広陵高校が第107回全国高校野球選手権大会への出場を辞退した。これは、同校の野球部における集団暴力と性的被害の告発が背景にある。広島県高等学校野球連盟の副会長である堀津校長は、兵庫県西宮市で開かれた会見で、SNS上での騒動や生徒の安全を重視した結果であると説明したが、その言葉は被害者への謝罪を欠いていた。
問題の発端は、今年1月に発生した暴力事件。上級生が禁止されているカップラーメンを食べた後輩に対し、集団で暴行を加えた。この件で広陵高校は3月に厳重注意を受けたが、8月6日には別の元野球部員の保護者が、在籍時に受けた集団暴行をSNS上で告発。被害者は、上級生からの性的な言動や、風呂での暴力行為を訴えた。
この告発は、広陵高校の運動部全体に広がる暴力問題の氷山の一角であり、SNSの影響でさらなる告発が続出している。8月10日の会見では、被害者が警察への刑事告発を検討中であることが明らかになり、学校の第三者委員会による調査も進行中だ。

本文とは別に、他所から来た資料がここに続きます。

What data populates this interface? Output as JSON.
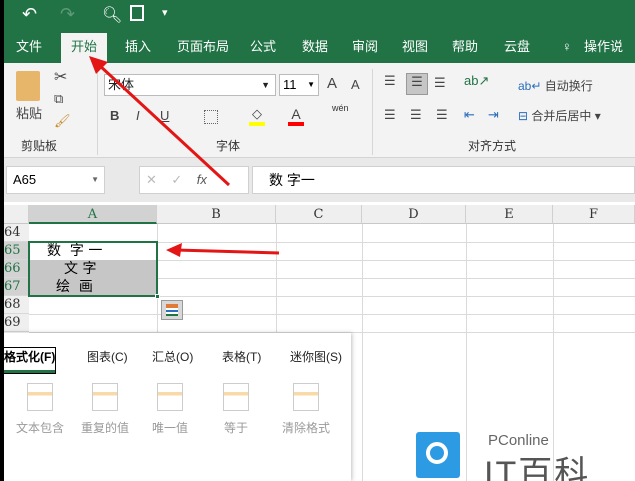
{
  "qat": {
    "icons": [
      "undo-icon",
      "redo-icon",
      "print-preview-icon",
      "save-icon",
      "customize-icon"
    ]
  },
  "tabs": [
    "文件",
    "开始",
    "插入",
    "页面布局",
    "公式",
    "数据",
    "审阅",
    "视图",
    "帮助",
    "云盘",
    "操作说明搜索"
  ],
  "ribbon": {
    "paste": "粘贴",
    "clipboard": "剪贴板",
    "font_name": "宋体",
    "font_size": "11",
    "font": "字体",
    "wrap_text": "自动换行",
    "merge_center": "合并后居中",
    "alignment": "对齐方式",
    "bold": "B",
    "italic": "I",
    "underline": "U",
    "font_color": "A",
    "grow": "A",
    "shrink": "A",
    "phonetic": "wén",
    "colors": {
      "highlight": "#ffff00",
      "font": "#ff0000"
    }
  },
  "formula_bar": {
    "name_box": "A65",
    "fx": "fx",
    "value": "数 字一"
  },
  "grid": {
    "columns": [
      "A",
      "B",
      "C",
      "D",
      "E",
      "F"
    ],
    "rows": [
      "64",
      "65",
      "66",
      "67",
      "68",
      "69"
    ],
    "cells": {
      "A65": "数  字 一",
      "A66": "文 字",
      "A67": "绘  画"
    }
  },
  "quick_analysis": {
    "tabs": [
      "格式化(F)",
      "图表(C)",
      "汇总(O)",
      "表格(T)",
      "迷你图(S)"
    ],
    "items": [
      "文本包含",
      "重复的值",
      "唯一值",
      "等于",
      "清除格式"
    ]
  },
  "watermark": {
    "brand": "PConline",
    "name": "IT百科"
  },
  "accent": "#217346"
}
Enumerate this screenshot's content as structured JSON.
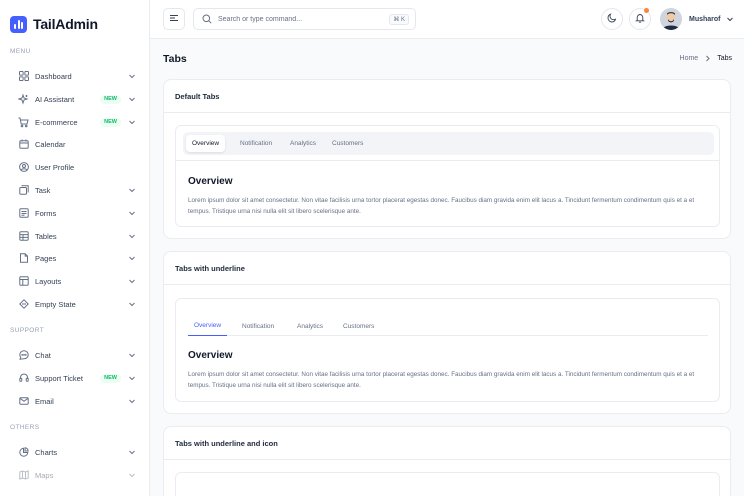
{
  "brand": {
    "name": "TailAdmin",
    "color": "#465fff"
  },
  "sidebar": {
    "sections": [
      {
        "label": "MENU",
        "items": [
          {
            "label": "Dashboard",
            "icon": "grid-icon",
            "chevron": true
          },
          {
            "label": "AI Assistant",
            "icon": "sparkle-icon",
            "badge": "NEW",
            "chevron": true
          },
          {
            "label": "E-commerce",
            "icon": "cart-icon",
            "badge": "NEW",
            "chevron": true
          },
          {
            "label": "Calendar",
            "icon": "calendar-icon"
          },
          {
            "label": "User Profile",
            "icon": "user-circle-icon"
          },
          {
            "label": "Task",
            "icon": "task-icon",
            "chevron": true
          },
          {
            "label": "Forms",
            "icon": "form-icon",
            "chevron": true
          },
          {
            "label": "Tables",
            "icon": "table-icon",
            "chevron": true
          },
          {
            "label": "Pages",
            "icon": "page-icon",
            "chevron": true
          },
          {
            "label": "Layouts",
            "icon": "layout-icon",
            "chevron": true
          },
          {
            "label": "Empty State",
            "icon": "diamond-icon",
            "chevron": true
          }
        ]
      },
      {
        "label": "SUPPORT",
        "items": [
          {
            "label": "Chat",
            "icon": "chat-icon",
            "chevron": true
          },
          {
            "label": "Support Ticket",
            "icon": "headset-icon",
            "badge": "NEW",
            "chevron": true
          },
          {
            "label": "Email",
            "icon": "mail-icon",
            "chevron": true
          }
        ]
      },
      {
        "label": "OTHERS",
        "items": [
          {
            "label": "Charts",
            "icon": "pie-chart-icon",
            "chevron": true
          },
          {
            "label": "Maps",
            "icon": "map-icon",
            "chevron": true
          }
        ]
      }
    ]
  },
  "header": {
    "search_placeholder": "Search or type command...",
    "shortcut": "⌘ K",
    "user_name": "Musharof"
  },
  "page": {
    "title": "Tabs",
    "breadcrumb": {
      "home": "Home",
      "current": "Tabs"
    }
  },
  "cards": {
    "default": {
      "title": "Default Tabs",
      "tabs": [
        "Overview",
        "Notification",
        "Analytics",
        "Customers"
      ],
      "active": 0,
      "content_title": "Overview",
      "content_text": "Lorem ipsum dolor sit amet consectetur. Non vitae facilisis urna tortor placerat egestas donec. Faucibus diam gravida enim elit lacus a. Tincidunt fermentum condimentum quis et a et tempus. Tristique urna nisi nulla elit sit libero scelerisque ante."
    },
    "underline": {
      "title": "Tabs with underline",
      "tabs": [
        "Overview",
        "Notification",
        "Analytics",
        "Customers"
      ],
      "active": 0,
      "content_title": "Overview",
      "content_text": "Lorem ipsum dolor sit amet consectetur. Non vitae facilisis urna tortor placerat egestas donec. Faucibus diam gravida enim elit lacus a. Tincidunt fermentum condimentum quis et a et tempus. Tristique urna nisi nulla elit sit libero scelerisque ante."
    },
    "underline_icon": {
      "title": "Tabs with underline and icon"
    }
  }
}
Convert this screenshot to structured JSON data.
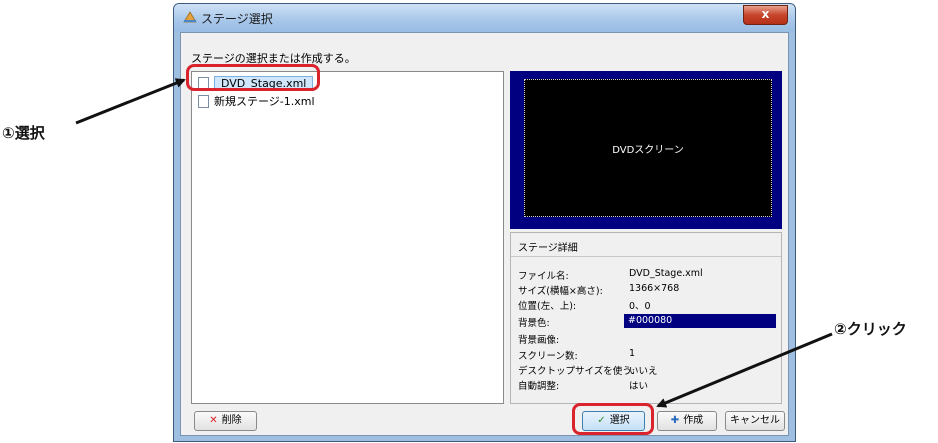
{
  "window": {
    "title": "ステージ選択",
    "close_symbol": "x"
  },
  "instruction": "ステージの選択または作成する。",
  "files": [
    {
      "name": "DVD_Stage.xml",
      "selected": true
    },
    {
      "name": "新規ステージ-1.xml",
      "selected": false
    }
  ],
  "preview": {
    "screen_label": "DVDスクリーン",
    "background_color": "#000080"
  },
  "details": {
    "title": "ステージ詳細",
    "rows": [
      {
        "label": "ファイル名:",
        "value": "DVD_Stage.xml"
      },
      {
        "label": "サイズ(横幅×高さ):",
        "value": "1366×768"
      },
      {
        "label": "位置(左、上):",
        "value": "0、0"
      },
      {
        "label": "背景色:",
        "value": "#000080"
      },
      {
        "label": "背景画像:",
        "value": ""
      },
      {
        "label": "スクリーン数:",
        "value": "1"
      },
      {
        "label": "デスクトップサイズを使う:",
        "value": "いいえ"
      },
      {
        "label": "自動調整:",
        "value": "はい"
      }
    ]
  },
  "buttons": {
    "delete": "削除",
    "select": "選択",
    "create": "作成",
    "cancel": "キャンセル"
  },
  "icons": {
    "delete": "close-icon",
    "select": "check-icon",
    "create": "new-icon"
  },
  "annotations": {
    "step1": "①選択",
    "step2": "②クリック"
  },
  "colors": {
    "highlight": "#d9232d",
    "stage_background": "#000080"
  }
}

この事態は高校野球界における信頼を揺るがし、教育機関としての責任が問われている。全国的な調査が求められる中、堀津校長は主催者への謝罪に終始し、被害者への配慮が感じられない。このままでは、真剣に野球に取り組む生徒たちが救われることはない。高校野球界は、暴力の根絶と信頼回復に向けた具体的な行動を求められている。